# Classification with Decision Tree and Naive Bayes example

### Importing MLlib libraries

In [19]:
from pyspark.mllib.regression import LabeledPoint
from pyspark.mllib.tree import DecisionTree
import pyspark.mllib.linalg
from pyspark.mllib.linalg import Vectors
from pyspark import SparkConf, SparkContext

### Read data and pre-processing
The **Iris flower data set** or Fisher's Iris data set is a multivariate data set introduced by Ronald Fisher in his 1936 paper "The use of multiple measurements in taxonomic problems as an example of linear discriminant analysis". The data set consists of 50 samples from each of three species of Iris (Iris setosa, Iris virginica and Iris versicolor). Four features were measured from each sample: the length and the width of the sepals and petals, in centimetres.

In [9]:
conf = SparkConf()
sc = SparkContext(conf=conf)

In [10]:
rawData = sc.textFile("data/iris.csv")

In [11]:
'''
val splitlines = rawData.map(lines => {
    lines.split(',')
  })
splitlines.first()
'''
splitlines = rawData.map(lambda lines: lines.split(','))
splitlines.first()

['5.1', '3.5', '1.4', '0.2', 'Iris-setosa']

In [13]:
'''
val Data = splitlines.map { col =>   
     val species = col(col.size - 1)                       
     val label = if (species == "Iris-versicolor") 0.toInt else if (species == "Iris-setosa") 1.toInt else 2.toInt
     val features = col.slice(0, col.size - 1).map(_.toDouble)
     LabeledPoint(label, Vectors.dense(features))
}
Data.take(5).foreach(println)
'''
def iris_label(argument):
    iris = {
        "Iris-versicolor": 0,
        "Iris-setosa": 1,
    }
    return iris.get(argument, 2)

def estractor(col):
    species = col[-1]
    label = iris_label(species)
    features = [float(x) for x in col[:-1]]
    return LabeledPoint(label, Vectors.dense(features))
    
Data = splitlines.map(estractor)

for x in Data.take(5):
    print(x)

(1.0,[5.1,3.5,1.4,0.2])
(1.0,[4.9,3.0,1.4,0.2])
(1.0,[4.7,3.2,1.3,0.2])
(1.0,[4.6,3.1,1.5,0.2])
(1.0,[5.0,3.6,1.4,0.2])


### Split the data into training and test sets (40% held out for testing)

In [18]:
'''
val splits = Data.randomSplit(Array(0.6, 0.4), seed = 11L)
val trainingData = splits(0).cache()
val testData = splits(1)
println("Training Data")
trainingData.take(5).foreach(println)
println("Test Data")
testData.take(5).foreach(println)
'''
splits = Data.randomSplit([0.6, 0.4], seed = 11)
trainingData = splits[0].cache()
testData = splits[1]
print("Training Data")
for x in trainingData.take(5):
    print(x)
print("Test Data")
for x in testData.take(5):
    print(x)

Training Data
(1.0,[5.1,3.5,1.4,0.2])
(1.0,[4.9,3.0,1.4,0.2])
(1.0,[5.0,3.6,1.4,0.2])
(1.0,[5.4,3.9,1.7,0.4])
(1.0,[4.6,3.4,1.4,0.3])
Test Data
(1.0,[4.7,3.2,1.3,0.2])
(1.0,[4.6,3.1,1.5,0.2])
(1.0,[5.0,3.4,1.5,0.2])
(1.0,[4.4,2.9,1.4,0.2])
(1.0,[4.9,3.1,1.5,0.1])


### Train a Decision Tree
Decision trees are widely used since they are easy to interpret, handle categorical features, extend to the multiclass classification setting, do not require feature scaling and are able to capture nonlinearities and feature interactions.

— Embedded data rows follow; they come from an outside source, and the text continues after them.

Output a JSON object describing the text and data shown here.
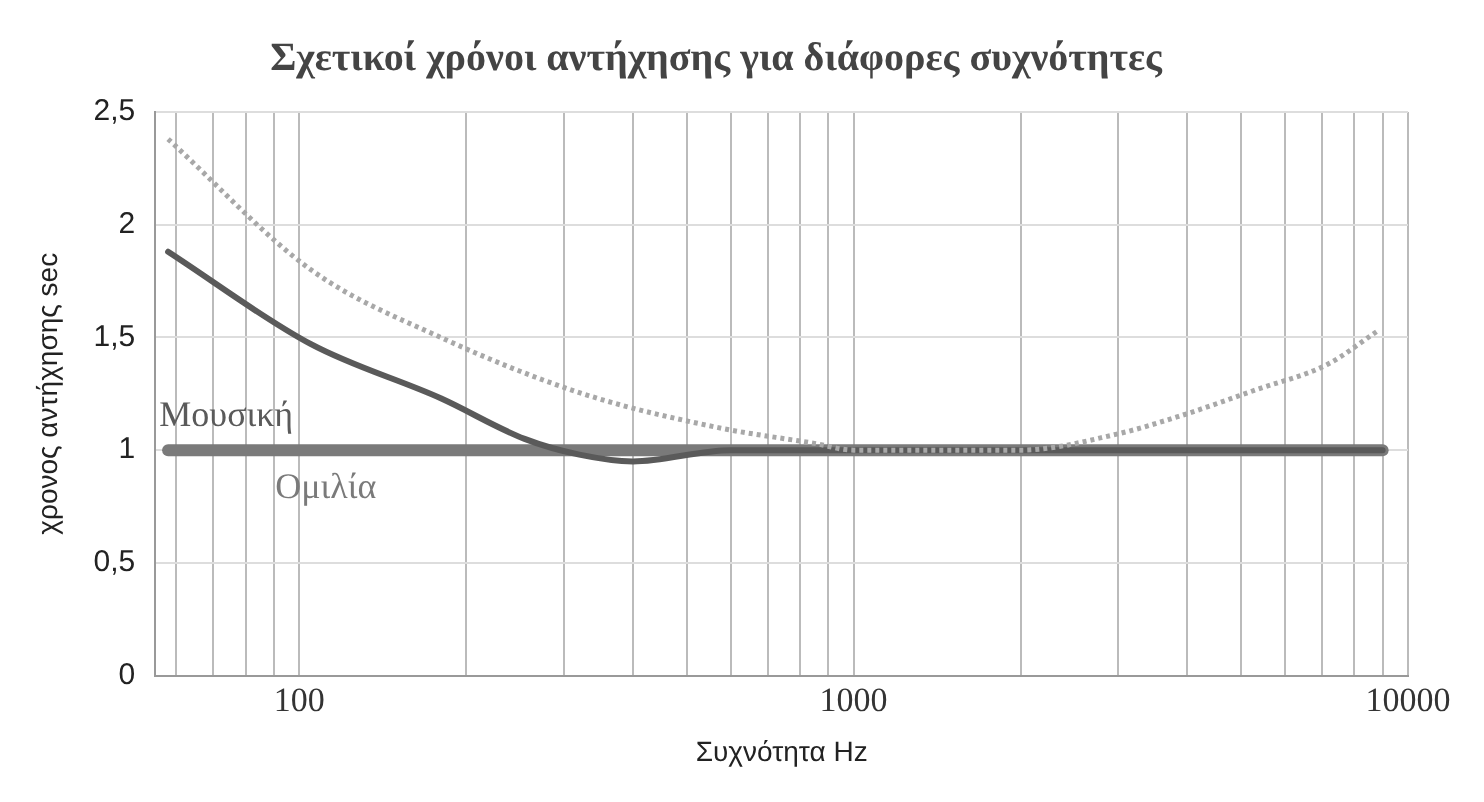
{
  "chart_data": {
    "type": "line",
    "title": "Σχετικοί χρόνοι αντήχησης για διάφορες συχνότητες",
    "xlabel": "Συχνότητα Hz",
    "ylabel": "χρονος αντήχησης sec",
    "log": "x",
    "grid": true,
    "legend": false,
    "marker": "none",
    "xlim": [
      55,
      10000
    ],
    "ylim": [
      0,
      2.5
    ],
    "xticks": [
      {
        "value": 60,
        "label": null
      },
      {
        "value": 70,
        "label": null
      },
      {
        "value": 80,
        "label": null
      },
      {
        "value": 90,
        "label": null
      },
      100,
      {
        "value": 200,
        "label": null
      },
      {
        "value": 300,
        "label": null
      },
      {
        "value": 400,
        "label": null
      },
      {
        "value": 500,
        "label": null
      },
      {
        "value": 600,
        "label": null
      },
      {
        "value": 700,
        "label": null
      },
      {
        "value": 800,
        "label": null
      },
      {
        "value": 900,
        "label": null
      },
      1000,
      {
        "value": 2000,
        "label": null
      },
      {
        "value": 3000,
        "label": null
      },
      {
        "value": 4000,
        "label": null
      },
      {
        "value": 5000,
        "label": null
      },
      {
        "value": 6000,
        "label": null
      },
      {
        "value": 7000,
        "label": null
      },
      {
        "value": 8000,
        "label": null
      },
      {
        "value": 9000,
        "label": null
      },
      10000
    ],
    "yticks": [
      0,
      {
        "value": 0.5,
        "label": "0,5"
      },
      1,
      {
        "value": 1.5,
        "label": "1,5"
      },
      2,
      {
        "value": 2.5,
        "label": "2,5"
      }
    ],
    "series": [
      {
        "color": "#a8a8a8",
        "line_style": "dotted",
        "x": [
          58,
          105,
          180,
          325,
          570,
          850,
          1000,
          2000,
          2970,
          3860,
          5350,
          7150,
          8830
        ],
        "values": [
          2.38,
          1.8,
          1.5,
          1.25,
          1.1,
          1.03,
          1.0,
          1.0,
          1.07,
          1.15,
          1.27,
          1.38,
          1.53
        ]
      },
      {
        "name": "Μουσική",
        "color": "#5a5a5a",
        "line_style": "solid",
        "x": [
          58,
          105,
          180,
          255,
          320,
          400,
          600,
          1000,
          9000
        ],
        "values": [
          1.88,
          1.47,
          1.23,
          1.05,
          0.98,
          0.95,
          1.0,
          1.0,
          1.0
        ]
      },
      {
        "name": "Ομιλία",
        "color": "#7a7a7a",
        "line_style": "solid",
        "x": [
          58,
          9000
        ],
        "values": [
          1.0,
          1.0
        ]
      }
    ]
  }
}
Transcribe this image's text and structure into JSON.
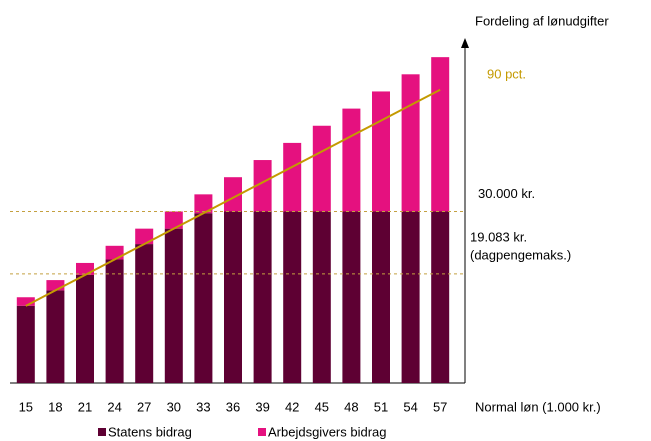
{
  "chart_data": {
    "type": "stacked_bar",
    "ylabel": "Fordeling af lønudgifter",
    "xlabel": "Normal løn (1.000 kr.)",
    "categories": [
      15,
      18,
      21,
      24,
      27,
      30,
      33,
      36,
      39,
      42,
      45,
      48,
      51,
      54,
      57
    ],
    "series": [
      {
        "name": "Statens bidrag",
        "color": "#5e0033",
        "values": [
          13.5,
          16.2,
          18.9,
          21.6,
          24.3,
          27,
          29.7,
          30,
          30,
          30,
          30,
          30,
          30,
          30,
          30
        ]
      },
      {
        "name": "Arbejdsgivers bidrag",
        "color": "#e5117f",
        "values": [
          1.5,
          1.8,
          2.1,
          2.4,
          2.7,
          3,
          3.3,
          6,
          9,
          12,
          15,
          18,
          21,
          24,
          27
        ]
      }
    ],
    "line": {
      "label": "90 pct.",
      "color": "#c49a00",
      "values": [
        13.5,
        16.2,
        18.9,
        21.6,
        24.3,
        27,
        29.7,
        32.4,
        35.1,
        37.8,
        40.5,
        43.2,
        45.9,
        48.6,
        51.3
      ]
    },
    "reference_lines": [
      {
        "value": 30,
        "label": "30.000 kr.",
        "color": "#c4a040"
      },
      {
        "value": 19.083,
        "label": "19.083 kr.",
        "sublabel": "(dagpengemaks.)",
        "color": "#c4a040"
      }
    ],
    "ylim": [
      0,
      60
    ]
  }
}
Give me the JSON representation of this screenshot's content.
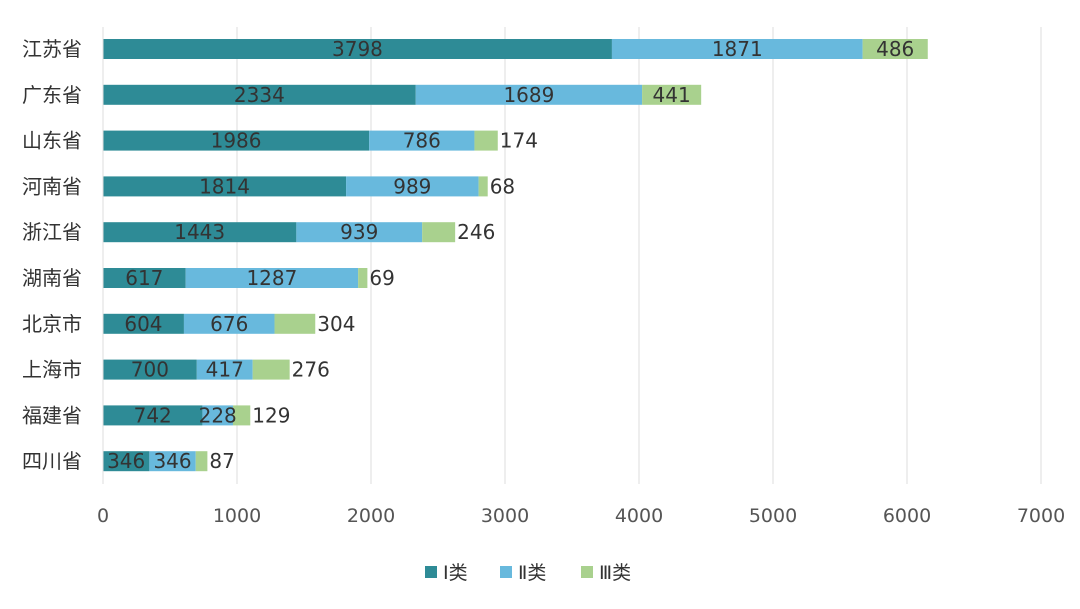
{
  "chart_data": {
    "type": "bar",
    "orientation": "horizontal",
    "stacked": true,
    "title": "",
    "xlabel": "",
    "ylabel": "",
    "xlim": [
      0,
      7000
    ],
    "xticks": [
      0,
      1000,
      2000,
      3000,
      4000,
      5000,
      6000,
      7000
    ],
    "grid": true,
    "legend_position": "bottom",
    "categories": [
      "江苏省",
      "广东省",
      "山东省",
      "河南省",
      "浙江省",
      "湖南省",
      "北京市",
      "上海市",
      "福建省",
      "四川省"
    ],
    "series": [
      {
        "name": "Ⅰ类",
        "color": "#2e8b96",
        "values": [
          3798,
          2334,
          1986,
          1814,
          1443,
          617,
          604,
          700,
          742,
          346
        ]
      },
      {
        "name": "Ⅱ类",
        "color": "#68b9dd",
        "values": [
          1871,
          1689,
          786,
          989,
          939,
          1287,
          676,
          417,
          228,
          346
        ]
      },
      {
        "name": "Ⅲ类",
        "color": "#a9d18e",
        "values": [
          486,
          441,
          174,
          68,
          246,
          69,
          304,
          276,
          129,
          87
        ]
      }
    ]
  }
}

Tree ensemble algorithms such as random forests and boosting are among the top performers for classification and regression tasks. MLlib supports decision trees for binary and multiclass classification and for regression, using both continuous and categorical features. The implementation partitions data by rows, allowing distributed training with millions of instances.

In [24]:
'''
val numClasses = 3
val categoricalFeaturesInfo = Map[Int, Int]()
val impurity = "entropy"
val maxDepth = 3
val maxBins = 10
val dtModel = DecisionTree.trainClassifier(trainingData, numClasses, categoricalFeaturesInfo,
  impurity, maxDepth, maxBins)
println(dtModel.toDebugString)
'''
numClasses = 3
categoricalFeaturesInfo = {} #Map[Int, Int]()
impurity = "entropy"
maxDepth = 3
maxBins = 10
dtModel = DecisionTree.trainClassifier(trainingData, numClasses, categoricalFeaturesInfo, impurity, maxDepth, maxBins)
print(dtModel.toDebugString())

DecisionTreeModel classifier of depth 3 with 13 nodes
  If (feature 2 <= 3.5)
   If (feature 1 <= 2.6)
    If (feature 0 <= 4.8)
     Predict: 1.0
    Else (feature 0 > 4.8)
     Predict: 0.0
   Else (feature 1 > 2.6)
    Predict: 1.0
  Else (feature 2 > 3.5)
   If (feature 3 <= 1.7)
    If (feature 2 <= 5.3)
     Predict: 0.0
    Else (feature 2 > 5.3)
     Predict: 2.0
   Else (feature 3 > 1.7)
    If (feature 2 <= 5.0)
     Predict: 2.0
    Else (feature 2 > 5.0)
     Predict: 2.0



In [34]:
'''
val dtTotalCorrect = trainingData.map { point =>
  if (dtModel.predict(point.features) == point.label) 1 else 0
  }.sum

println(dtTotalCorrect)
println(trainingData.count)
'''
bcModel = sc.broadcast(dtModel)
dtTotalCorrect = trainingData.map(lambda point: dcModel.predict(point.features))

'''
for x in trainingData.collect():
    print(dtModel.predict(x.features))
'''

print(dtTotalCorrect)
#print(trainingData.count())

Exception: It appears that you are attempting to reference SparkContext from a broadcast variable, action, or transforamtion. SparkContext can only be used on the driver, not in code that it run on workers. For more information, see SPARK-5063.